Bizherkes için adalet istiyoruz. İfade özgürlüğünü, ibadet özgürlüğünü, adil yargılanma özgürlüğünü, hakkını savunma özgürlüğünü, inanç özgürlüğünü, etnik kimlik hakkının özgürlüğünü talep ediyoruz. Gelir dağılımında adalet istiyoruz. Eğitim hakkı, barınma,  sağlık, ısınma, kısaca insanın bütün hayati ve uhrevi ihtiyaçları için gerekli adaleti istiyoruz. Özgürlük mücadelesini neden sınırlı görmediğimiz bu çerçeveden bakılınca daha net görülecektir.
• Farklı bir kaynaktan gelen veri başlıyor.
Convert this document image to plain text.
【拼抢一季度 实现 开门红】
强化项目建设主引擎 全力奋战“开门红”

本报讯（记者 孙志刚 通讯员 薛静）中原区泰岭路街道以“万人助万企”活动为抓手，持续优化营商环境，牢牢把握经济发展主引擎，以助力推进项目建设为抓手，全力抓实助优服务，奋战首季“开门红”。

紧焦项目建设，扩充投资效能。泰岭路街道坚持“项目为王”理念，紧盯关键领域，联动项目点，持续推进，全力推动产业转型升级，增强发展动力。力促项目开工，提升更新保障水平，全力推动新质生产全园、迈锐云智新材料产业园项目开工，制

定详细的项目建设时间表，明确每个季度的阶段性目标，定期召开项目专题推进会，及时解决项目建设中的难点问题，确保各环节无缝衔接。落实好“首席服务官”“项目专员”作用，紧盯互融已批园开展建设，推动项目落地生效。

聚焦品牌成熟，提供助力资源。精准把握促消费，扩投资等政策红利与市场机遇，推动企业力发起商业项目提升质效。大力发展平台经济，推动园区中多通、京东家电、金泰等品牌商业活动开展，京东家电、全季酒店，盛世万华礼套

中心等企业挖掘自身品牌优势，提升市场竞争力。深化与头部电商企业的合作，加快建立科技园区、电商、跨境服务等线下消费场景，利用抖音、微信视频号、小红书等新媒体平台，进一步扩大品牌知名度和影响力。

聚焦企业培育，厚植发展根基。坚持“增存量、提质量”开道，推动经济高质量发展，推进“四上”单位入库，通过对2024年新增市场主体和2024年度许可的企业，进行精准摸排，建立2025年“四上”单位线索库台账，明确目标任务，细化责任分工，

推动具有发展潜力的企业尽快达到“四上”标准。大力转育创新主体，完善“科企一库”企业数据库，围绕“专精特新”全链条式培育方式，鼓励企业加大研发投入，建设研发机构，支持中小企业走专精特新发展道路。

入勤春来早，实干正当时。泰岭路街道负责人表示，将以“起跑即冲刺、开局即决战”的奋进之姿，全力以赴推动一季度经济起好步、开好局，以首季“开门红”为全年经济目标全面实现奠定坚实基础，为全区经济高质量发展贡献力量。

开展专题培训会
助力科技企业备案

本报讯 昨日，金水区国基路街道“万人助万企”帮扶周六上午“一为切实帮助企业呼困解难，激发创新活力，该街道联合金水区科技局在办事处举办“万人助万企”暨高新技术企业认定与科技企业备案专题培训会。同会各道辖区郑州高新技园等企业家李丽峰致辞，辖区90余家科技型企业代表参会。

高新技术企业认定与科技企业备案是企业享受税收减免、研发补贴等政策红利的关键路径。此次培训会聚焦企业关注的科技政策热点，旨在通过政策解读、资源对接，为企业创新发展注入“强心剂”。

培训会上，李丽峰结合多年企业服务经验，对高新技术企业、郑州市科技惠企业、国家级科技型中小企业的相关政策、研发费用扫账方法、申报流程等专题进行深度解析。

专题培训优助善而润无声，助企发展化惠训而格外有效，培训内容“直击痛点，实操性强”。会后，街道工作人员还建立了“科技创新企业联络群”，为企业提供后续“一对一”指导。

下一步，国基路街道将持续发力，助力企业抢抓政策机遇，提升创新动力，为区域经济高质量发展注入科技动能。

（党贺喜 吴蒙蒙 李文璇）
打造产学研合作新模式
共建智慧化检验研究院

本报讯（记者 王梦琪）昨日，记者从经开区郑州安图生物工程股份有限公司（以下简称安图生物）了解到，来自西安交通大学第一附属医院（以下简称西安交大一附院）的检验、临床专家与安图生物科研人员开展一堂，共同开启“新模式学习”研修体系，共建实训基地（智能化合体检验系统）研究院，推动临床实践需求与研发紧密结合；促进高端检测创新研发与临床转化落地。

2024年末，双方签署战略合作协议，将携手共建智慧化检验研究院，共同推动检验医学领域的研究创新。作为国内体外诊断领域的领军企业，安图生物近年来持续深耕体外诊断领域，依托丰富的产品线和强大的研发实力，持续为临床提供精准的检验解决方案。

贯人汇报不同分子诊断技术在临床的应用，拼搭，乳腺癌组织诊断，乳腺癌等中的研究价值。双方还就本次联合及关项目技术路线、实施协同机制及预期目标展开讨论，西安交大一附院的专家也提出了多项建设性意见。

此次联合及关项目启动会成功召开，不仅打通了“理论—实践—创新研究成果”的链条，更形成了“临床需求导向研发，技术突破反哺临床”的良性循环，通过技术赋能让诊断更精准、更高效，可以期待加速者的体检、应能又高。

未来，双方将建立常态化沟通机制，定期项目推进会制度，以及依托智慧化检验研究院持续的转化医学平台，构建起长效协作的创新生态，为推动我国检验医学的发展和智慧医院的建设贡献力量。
Tek bir boyutta ele aldığımızda ve o hakkımız verildiğinde diğer haklarımızdan vaz mı geçeceğiz? Elbette ki hayır!

Son olarak size, başörtüsüne sahip çıkanların söylemlerinin ana temasının ne olması gerektiğini sormak istiyoruz.

Şimdi bence bu Allah’ın emri eksenli olmalıdır. Allah’ın emrini ifa etme hakkımıza kimse engel olmaya kalkmamalıdır. Ama bu özgürlüğe sahip çıkan kesimlerin hepsinin zihniyeti de aynı olacak diye bir kaide yok. Kişi inançsız olur ama bunu inanç özgürlüğü olarak ele alır; kimisi siyasi bir manası da vardır diye düşünür ve siyasi özgürlük olarak değerlendirir. Kimisi örf adet böyle der. O bizi ilgilendirmez ve bizim düşüncemizi de değiştirmez. Bu farklı görüşte olup da özgürlüğe sahip çıkan insanları “Hayır, bu sebeple sahip çıkın!” diye zorlayacak durumumuz yoktur.

Kocaeli’de 4. yılına giren “başörtüsüne özgürlük” eylemlerinizi kutluyor ve Rabbimizden sabır, azim ve yardım diliyoruz.

İlginiz ve desteğiniz için çok teşekkür ediyorum.